As dificuldades são ainda mais evidentes em áreas que historicamente enfrentam desigualdades no campo educacional. Municípios como Indaiabira e Fruta de Leite apresentam taxas alarmantes de analfabetismo, alcançando 25,8% e 27,2%, respectivamente. As regiões mais impactadas incluem o Norte de Minas, o Vale do Jequitinhonha e o Vale do Mucuri. Entre as populações indígenas e quilombolas, as taxas variam entre 14% e 16%.
A audiência foi promovida pela Comissão de Educação, Ciência e Tecnologia da Assembleia Legislativa com o intuito de acompanhar as metas do plano estadual relacionadas ao aumento da escolaridade e à erradicação do analfabetismo entre jovens e adultos. Embora os representantes governamentais tenham apresentado indicadores que se aproximam das expectativas estabelecidas no momento da criação do plano, uma análise minuciosa dos dados do Ministério da Educação revelou um panorama de estagnação e perda de vagas.
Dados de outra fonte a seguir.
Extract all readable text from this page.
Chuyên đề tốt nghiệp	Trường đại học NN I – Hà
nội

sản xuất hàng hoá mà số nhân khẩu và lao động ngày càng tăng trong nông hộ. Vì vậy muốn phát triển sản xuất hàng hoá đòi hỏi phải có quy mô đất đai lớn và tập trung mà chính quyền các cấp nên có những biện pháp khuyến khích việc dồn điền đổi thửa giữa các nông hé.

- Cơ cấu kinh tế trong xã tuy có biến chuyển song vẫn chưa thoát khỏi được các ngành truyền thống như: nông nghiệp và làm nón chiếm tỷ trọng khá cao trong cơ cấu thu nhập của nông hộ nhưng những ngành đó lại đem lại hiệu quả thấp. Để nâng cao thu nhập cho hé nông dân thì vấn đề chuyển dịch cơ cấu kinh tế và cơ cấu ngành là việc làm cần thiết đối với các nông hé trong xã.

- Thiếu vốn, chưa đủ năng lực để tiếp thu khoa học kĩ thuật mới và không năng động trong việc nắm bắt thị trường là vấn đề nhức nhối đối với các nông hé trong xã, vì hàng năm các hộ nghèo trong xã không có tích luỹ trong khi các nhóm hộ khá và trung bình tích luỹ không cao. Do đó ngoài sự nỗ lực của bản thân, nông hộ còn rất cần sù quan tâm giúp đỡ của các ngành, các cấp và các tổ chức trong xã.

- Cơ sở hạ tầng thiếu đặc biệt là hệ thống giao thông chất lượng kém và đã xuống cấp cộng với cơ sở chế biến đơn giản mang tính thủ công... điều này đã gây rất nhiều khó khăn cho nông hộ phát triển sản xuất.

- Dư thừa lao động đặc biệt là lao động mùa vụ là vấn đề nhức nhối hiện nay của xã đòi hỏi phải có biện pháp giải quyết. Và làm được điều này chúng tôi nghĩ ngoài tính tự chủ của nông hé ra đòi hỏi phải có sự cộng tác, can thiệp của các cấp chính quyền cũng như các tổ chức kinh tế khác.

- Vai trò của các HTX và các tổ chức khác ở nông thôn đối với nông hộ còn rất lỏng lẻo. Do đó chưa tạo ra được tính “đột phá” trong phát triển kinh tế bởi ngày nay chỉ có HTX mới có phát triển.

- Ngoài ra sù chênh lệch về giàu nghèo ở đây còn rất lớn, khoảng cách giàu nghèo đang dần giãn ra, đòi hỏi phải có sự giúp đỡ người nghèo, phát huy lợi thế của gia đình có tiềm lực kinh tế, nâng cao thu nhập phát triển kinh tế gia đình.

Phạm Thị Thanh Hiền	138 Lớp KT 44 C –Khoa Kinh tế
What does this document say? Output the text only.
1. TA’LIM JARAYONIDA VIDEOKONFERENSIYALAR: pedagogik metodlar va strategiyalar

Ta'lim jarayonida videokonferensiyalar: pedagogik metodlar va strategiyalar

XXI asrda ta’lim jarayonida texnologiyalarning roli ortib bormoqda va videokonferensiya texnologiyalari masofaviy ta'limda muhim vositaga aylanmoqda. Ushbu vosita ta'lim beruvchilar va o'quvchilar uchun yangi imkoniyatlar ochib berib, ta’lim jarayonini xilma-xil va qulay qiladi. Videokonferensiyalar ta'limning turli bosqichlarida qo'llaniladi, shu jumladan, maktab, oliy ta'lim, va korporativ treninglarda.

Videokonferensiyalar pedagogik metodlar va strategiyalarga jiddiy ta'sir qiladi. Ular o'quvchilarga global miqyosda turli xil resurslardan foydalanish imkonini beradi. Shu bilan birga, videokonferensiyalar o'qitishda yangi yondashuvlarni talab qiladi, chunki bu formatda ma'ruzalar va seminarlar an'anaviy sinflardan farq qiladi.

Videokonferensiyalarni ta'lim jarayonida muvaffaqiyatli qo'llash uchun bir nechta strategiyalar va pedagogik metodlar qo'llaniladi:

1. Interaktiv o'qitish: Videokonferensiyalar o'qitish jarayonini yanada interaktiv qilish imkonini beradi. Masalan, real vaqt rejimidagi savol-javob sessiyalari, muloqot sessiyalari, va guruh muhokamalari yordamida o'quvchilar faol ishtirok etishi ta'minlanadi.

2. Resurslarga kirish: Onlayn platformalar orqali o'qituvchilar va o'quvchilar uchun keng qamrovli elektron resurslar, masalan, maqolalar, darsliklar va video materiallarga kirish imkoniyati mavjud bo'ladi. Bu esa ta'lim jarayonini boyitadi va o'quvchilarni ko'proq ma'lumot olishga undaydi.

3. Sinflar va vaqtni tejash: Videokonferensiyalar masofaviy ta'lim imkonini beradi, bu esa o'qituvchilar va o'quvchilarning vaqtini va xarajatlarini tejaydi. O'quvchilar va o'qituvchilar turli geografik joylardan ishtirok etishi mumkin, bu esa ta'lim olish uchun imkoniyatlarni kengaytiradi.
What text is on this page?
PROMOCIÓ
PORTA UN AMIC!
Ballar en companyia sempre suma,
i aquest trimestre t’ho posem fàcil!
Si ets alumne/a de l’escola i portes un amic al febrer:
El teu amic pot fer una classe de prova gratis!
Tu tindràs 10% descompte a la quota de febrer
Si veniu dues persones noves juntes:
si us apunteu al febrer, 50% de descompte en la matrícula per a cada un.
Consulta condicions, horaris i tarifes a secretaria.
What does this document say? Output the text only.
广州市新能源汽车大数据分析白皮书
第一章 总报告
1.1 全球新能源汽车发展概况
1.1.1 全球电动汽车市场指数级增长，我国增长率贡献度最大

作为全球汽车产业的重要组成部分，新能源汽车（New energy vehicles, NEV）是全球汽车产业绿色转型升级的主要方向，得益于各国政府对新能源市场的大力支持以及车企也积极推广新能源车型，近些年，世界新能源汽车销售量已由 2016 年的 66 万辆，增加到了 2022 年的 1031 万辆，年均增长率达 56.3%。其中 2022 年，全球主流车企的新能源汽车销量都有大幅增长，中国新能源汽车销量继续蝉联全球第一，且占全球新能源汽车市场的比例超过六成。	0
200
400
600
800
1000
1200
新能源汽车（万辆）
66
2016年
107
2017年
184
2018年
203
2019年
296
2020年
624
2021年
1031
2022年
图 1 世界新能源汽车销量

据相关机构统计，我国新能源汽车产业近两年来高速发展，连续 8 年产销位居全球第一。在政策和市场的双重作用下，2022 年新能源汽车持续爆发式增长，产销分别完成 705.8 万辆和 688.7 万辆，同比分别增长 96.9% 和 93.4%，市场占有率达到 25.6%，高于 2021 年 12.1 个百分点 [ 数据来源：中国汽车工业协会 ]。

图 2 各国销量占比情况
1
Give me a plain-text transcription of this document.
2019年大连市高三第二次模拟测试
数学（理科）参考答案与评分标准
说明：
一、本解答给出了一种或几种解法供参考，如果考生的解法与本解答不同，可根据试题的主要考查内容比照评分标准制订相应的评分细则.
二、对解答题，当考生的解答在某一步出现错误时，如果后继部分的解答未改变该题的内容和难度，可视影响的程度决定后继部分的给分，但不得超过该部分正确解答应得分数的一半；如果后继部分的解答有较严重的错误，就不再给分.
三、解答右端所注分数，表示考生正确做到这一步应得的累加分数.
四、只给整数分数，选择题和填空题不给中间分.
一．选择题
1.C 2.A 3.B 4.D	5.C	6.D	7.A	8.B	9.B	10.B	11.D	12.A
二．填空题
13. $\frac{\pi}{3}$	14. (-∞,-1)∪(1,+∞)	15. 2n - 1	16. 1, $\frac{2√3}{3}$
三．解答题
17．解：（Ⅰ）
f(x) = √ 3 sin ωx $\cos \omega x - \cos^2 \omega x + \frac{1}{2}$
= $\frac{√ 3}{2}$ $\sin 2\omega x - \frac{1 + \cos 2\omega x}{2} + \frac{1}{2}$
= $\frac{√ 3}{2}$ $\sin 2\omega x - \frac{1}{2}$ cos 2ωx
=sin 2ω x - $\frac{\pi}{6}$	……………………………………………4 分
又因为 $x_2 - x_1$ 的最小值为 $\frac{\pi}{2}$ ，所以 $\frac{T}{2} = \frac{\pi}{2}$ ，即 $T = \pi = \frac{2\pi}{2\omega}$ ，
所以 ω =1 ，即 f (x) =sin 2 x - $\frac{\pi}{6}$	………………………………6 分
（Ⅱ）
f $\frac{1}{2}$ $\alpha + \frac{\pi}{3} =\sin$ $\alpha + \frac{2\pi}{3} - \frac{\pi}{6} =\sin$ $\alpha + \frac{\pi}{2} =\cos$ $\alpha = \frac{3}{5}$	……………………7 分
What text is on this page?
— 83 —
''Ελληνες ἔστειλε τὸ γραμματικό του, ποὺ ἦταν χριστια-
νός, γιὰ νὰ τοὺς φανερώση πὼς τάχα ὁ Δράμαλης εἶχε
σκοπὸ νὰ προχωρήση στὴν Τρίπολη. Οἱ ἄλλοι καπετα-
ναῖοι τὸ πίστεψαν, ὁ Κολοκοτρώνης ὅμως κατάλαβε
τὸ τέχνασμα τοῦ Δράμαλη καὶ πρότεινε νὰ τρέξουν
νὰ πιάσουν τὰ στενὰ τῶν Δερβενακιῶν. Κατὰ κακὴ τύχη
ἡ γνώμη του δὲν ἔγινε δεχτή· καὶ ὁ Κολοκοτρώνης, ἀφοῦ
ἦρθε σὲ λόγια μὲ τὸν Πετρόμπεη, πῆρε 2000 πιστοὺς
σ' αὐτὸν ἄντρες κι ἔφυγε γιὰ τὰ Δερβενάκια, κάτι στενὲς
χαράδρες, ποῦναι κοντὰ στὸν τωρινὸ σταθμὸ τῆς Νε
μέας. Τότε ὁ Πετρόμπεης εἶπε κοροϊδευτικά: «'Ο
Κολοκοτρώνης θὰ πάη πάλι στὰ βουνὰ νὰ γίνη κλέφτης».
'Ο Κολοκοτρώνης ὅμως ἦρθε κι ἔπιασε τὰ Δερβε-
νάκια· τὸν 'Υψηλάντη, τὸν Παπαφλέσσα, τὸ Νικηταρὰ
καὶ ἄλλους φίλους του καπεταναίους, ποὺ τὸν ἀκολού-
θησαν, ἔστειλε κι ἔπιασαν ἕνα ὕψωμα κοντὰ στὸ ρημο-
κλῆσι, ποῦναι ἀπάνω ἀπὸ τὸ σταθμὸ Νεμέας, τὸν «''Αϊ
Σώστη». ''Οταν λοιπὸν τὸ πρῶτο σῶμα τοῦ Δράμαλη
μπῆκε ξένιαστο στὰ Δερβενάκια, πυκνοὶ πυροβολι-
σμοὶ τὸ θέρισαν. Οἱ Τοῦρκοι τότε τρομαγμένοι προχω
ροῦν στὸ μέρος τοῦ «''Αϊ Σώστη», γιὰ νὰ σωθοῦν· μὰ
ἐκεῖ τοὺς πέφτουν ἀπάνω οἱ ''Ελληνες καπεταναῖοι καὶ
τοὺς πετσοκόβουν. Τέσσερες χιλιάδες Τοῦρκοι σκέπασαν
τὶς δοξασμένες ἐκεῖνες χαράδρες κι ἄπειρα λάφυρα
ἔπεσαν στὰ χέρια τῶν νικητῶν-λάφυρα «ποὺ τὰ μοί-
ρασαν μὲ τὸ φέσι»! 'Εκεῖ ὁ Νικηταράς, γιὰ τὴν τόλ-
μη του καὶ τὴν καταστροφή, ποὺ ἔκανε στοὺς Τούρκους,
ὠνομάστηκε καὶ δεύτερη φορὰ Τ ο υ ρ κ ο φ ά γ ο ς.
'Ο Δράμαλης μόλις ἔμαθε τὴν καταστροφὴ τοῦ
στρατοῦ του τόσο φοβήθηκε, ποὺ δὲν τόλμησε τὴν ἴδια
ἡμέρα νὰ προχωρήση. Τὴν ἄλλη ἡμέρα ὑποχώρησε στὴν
Durante os debates, especialistas na área educacional enfatizaram a necessidade de expandir a oferta da EJA, bem como flexibilizar os currículos e adaptar os métodos de ensino para atender à realidade daqueles que trabalham e precisam equilibrar suas vidas profissionais com os estudos. Também houve apelos para que a EJA seja encarada como uma política permanente por parte do poder público, em vez de ser tratada como uma ação secundária.
As discussões sobre estas questões continuarão em novas reuniões para monitoramento do plano estadual previstas para as próximas semanas.